1. College of Chinese Medicine， Hunan University of Chinese Medicine， Changsha， Hunan 410208， China; 2. Institute of Innovation and Applied Research in Chinese Medicine， Hunan University of Chinese Medicine， Changsha， Hunan 410208， China

〔Ａｂｓｔｒａｃｔ〕 Objective To predict active constituents， drug targets， and signaling pathways of Jiawei Danshen Decoction （JWDSD） in the prevention of myocardial ischemia-reperfusion injury （MIRI） based on network pharmacology and to perform experimental validation. Methods The related constituents and targets of JWDSD were obtained from the Chinese Medicine Systems Pharmacology Database and Analysis Platform （TCMSP） and UniProt; the MIRI-related targets were obtained from GeneCards， OMIM and DrugBank databases; the protein-protein interaction （PPI） network model was analyzed and constructed by String platform; the “drug-component-target” and the involved biological processes and signaling pathways were analyzed by the Metascape platform， and then the “JWDSD component-MIRI target-pathway” network was constructed by Cytoscape 3.7.1 software. The MIRI rat model was established by ligating the left anterior descending artery of rats one week after preventive gavage administration of JWDSD. The serum malonic dialdehyde （MDA）， creatinekinase-MB （CK-MB）， lactate dehydrogenase （LDH） and superoxide dismutase （SOD） level of MIRI rats were observed with ELISA， the pathological change of myocardium of the rats was observed by HE staining， and the serum prostaglandin-endoperoxide synthase 2 （PTGS2） of rats myocardium and the expression level of akt serine/threonine kinase 1 （Akt1） were detected by qRT-PCR and Western blot.
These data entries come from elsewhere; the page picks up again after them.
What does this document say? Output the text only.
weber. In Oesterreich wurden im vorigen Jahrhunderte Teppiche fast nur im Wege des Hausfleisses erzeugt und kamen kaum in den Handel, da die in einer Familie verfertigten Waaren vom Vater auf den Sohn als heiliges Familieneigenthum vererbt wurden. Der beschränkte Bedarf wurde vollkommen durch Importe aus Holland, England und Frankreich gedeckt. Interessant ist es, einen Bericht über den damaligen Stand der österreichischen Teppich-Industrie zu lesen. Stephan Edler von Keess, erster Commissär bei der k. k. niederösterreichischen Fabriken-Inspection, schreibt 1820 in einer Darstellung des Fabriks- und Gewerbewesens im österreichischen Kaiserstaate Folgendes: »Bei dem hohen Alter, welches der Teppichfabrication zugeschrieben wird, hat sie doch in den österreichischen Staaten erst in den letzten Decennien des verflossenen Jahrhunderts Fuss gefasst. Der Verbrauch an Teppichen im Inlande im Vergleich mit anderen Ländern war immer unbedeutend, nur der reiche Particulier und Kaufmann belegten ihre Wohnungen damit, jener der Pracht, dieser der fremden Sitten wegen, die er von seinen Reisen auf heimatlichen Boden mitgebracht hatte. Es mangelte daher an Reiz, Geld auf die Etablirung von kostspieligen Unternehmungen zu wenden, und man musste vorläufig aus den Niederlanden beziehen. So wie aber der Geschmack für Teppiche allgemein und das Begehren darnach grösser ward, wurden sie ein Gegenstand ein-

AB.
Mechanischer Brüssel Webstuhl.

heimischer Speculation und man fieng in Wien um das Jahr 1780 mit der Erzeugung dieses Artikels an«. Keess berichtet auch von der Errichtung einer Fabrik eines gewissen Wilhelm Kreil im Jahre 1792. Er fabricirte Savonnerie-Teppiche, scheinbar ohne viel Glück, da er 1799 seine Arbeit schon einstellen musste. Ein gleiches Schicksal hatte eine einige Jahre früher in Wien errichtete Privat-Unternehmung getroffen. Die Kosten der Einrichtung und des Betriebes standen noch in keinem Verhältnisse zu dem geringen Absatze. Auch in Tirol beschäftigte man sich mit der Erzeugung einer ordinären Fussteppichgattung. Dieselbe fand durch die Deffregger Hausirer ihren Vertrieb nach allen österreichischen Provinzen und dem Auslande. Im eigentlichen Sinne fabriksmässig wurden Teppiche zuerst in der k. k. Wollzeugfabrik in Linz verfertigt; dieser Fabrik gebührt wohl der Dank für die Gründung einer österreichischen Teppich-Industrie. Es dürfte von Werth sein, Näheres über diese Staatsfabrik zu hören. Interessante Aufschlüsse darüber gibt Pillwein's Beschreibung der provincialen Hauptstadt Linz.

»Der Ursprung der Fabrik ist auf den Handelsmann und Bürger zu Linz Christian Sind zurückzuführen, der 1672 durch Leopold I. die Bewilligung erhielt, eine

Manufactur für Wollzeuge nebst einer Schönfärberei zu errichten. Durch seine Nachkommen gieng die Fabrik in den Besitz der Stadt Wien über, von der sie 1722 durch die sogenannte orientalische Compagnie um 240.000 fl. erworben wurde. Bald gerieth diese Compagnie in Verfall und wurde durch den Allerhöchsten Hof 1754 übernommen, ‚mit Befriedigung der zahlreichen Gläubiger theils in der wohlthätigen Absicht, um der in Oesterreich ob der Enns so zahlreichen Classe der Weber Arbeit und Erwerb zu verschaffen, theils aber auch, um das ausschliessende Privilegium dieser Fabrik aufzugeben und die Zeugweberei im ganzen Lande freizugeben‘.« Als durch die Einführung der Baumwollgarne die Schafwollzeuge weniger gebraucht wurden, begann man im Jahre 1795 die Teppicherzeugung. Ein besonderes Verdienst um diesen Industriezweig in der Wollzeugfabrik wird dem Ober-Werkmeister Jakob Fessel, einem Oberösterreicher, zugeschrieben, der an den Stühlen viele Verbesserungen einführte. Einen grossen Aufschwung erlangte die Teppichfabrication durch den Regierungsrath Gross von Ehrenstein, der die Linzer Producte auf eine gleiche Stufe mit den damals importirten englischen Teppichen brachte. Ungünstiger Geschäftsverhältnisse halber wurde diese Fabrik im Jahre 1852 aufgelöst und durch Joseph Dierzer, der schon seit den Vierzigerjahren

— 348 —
Results The total of 102 active constituents in JWDSD， 140 drug-disease intersection genes and 54 core targets were obtained by preliminary screening. Akt1， Jun proto-oncogene （JUN）， signal transducer and activator of transcription 3 （STAT3）， PTGS2 and other targets may be closely related to MIRI. KEGG enrichment analysis predicted that the prevention of MIRI by JWDSD mainly by the regulation of 20 pathways， including cancer-related pathways， and Akt1 is upstream of PTGS2 in 5 pathways. Animal experiment showed： JWDSD could significantly increase the serum levels of malondialdehyde （MDA）， creatine kinase isoenzyme MB （CK-MB）， and lactate dehydrogenase （LDH）; meanwhile， it could decrease the level of superoxide dismutase （SOD） （P<0.05）， inhibit the expression levels of Akt1 and PTGS2 in myocardial tissue and reduce myocardial tissue necrosis in MIRI rats （P<0.05）. Conclusion JWDSD may inhibit Akt1 and PTGS2 targets at the same time， thereby alleviating excessive myocardial damage and preventing MIRI.

〔Ｋｅｙｗｏｒｄｓ〕 myocardial ischemia-reperfusion injury; Jiawei Danshen Decoction; network pharmacology; MIRI rat model; mechanism of action; akt serine/threonine kinase 1; prostaglandin-endoperoxide synthase 2

在心血管疾病中，急性心肌梗死致死率一直居高不下，目前，雖然可以通過擴張冠脈和溶栓等手段進行有效治療，但血液重新灌注后進一步加劇心肌損傷，導致梗死面積擴大并引發嚴重的心律失常，這種梗死后再灌注引起不可逆嚴重損傷的現象被稱為心肌缺血再灌注損傷（myocardial ischemia reperfusion injury， MIRI），是臨床上常見且亟須解決的問題[1-4]。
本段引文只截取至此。